The warm humid months of summer are frequently associated with a skin condition called Tinea Versicolor (also known as “Pityriasis Versicolor”). People are often bothered by discolored “sun spots” which are common and not contagious. The spots occur as discolored areas on the trunk, neck and / or upper arms. In persons of color, the spots can also occur on the forehead and temples. These areas are sometimes itchy and have a very superficial scale that is noticeable when scraping with a fingernail.
The cause of Tinea Versicolor is Malassezia, a yeast that is found on normal skin but can also cause skin infections when the yeast is altered and grows in over abundance.
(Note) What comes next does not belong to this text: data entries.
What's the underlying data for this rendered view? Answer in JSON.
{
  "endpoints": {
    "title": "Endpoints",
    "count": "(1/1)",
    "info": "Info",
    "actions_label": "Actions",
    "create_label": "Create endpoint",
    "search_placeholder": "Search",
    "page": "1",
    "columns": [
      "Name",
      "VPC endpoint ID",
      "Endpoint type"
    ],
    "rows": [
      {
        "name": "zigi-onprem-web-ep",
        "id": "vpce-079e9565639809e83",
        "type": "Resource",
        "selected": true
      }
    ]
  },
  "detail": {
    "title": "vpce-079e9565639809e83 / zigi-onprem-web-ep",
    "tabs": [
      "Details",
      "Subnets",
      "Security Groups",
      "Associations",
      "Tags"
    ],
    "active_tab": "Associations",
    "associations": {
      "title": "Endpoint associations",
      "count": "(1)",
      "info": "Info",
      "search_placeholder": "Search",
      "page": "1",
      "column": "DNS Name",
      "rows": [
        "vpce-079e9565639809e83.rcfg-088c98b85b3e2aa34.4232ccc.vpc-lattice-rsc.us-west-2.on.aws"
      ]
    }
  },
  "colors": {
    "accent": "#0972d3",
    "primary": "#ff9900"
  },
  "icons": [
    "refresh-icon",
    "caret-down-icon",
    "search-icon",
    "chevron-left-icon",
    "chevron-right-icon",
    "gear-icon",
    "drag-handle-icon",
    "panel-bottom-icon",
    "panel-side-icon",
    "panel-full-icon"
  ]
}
Factors that influence growth of Malassezia include any of the following: heat, humidity, sweating, oily skin, and a weakened immune system. Although this condition can be very responsive to a diversity of treatment options, recurrences are rather common. Treatment options include over the counter products such as selenium sulfide (Selsun Blue) and pyrithione zinc shampoo, among others. Although these products can help, they may cause irritation and do not always work. Topical prescription medicated creams are effective and should be used over a few weeks as prescribed. Systemic medications are often utilized for Tinea Versicolor because of their short duration, ease of use, and generally, good tolerability.
Regardless of the treatment option selected, discolored areas (which may be lighter or darker than normal skin) generally require 2-3 months or more to return to a normal skin color after completion of treatment. The itching and scale resolve much sooner. Preventative medication can be taken one time per month for those who are challenged with recurrences.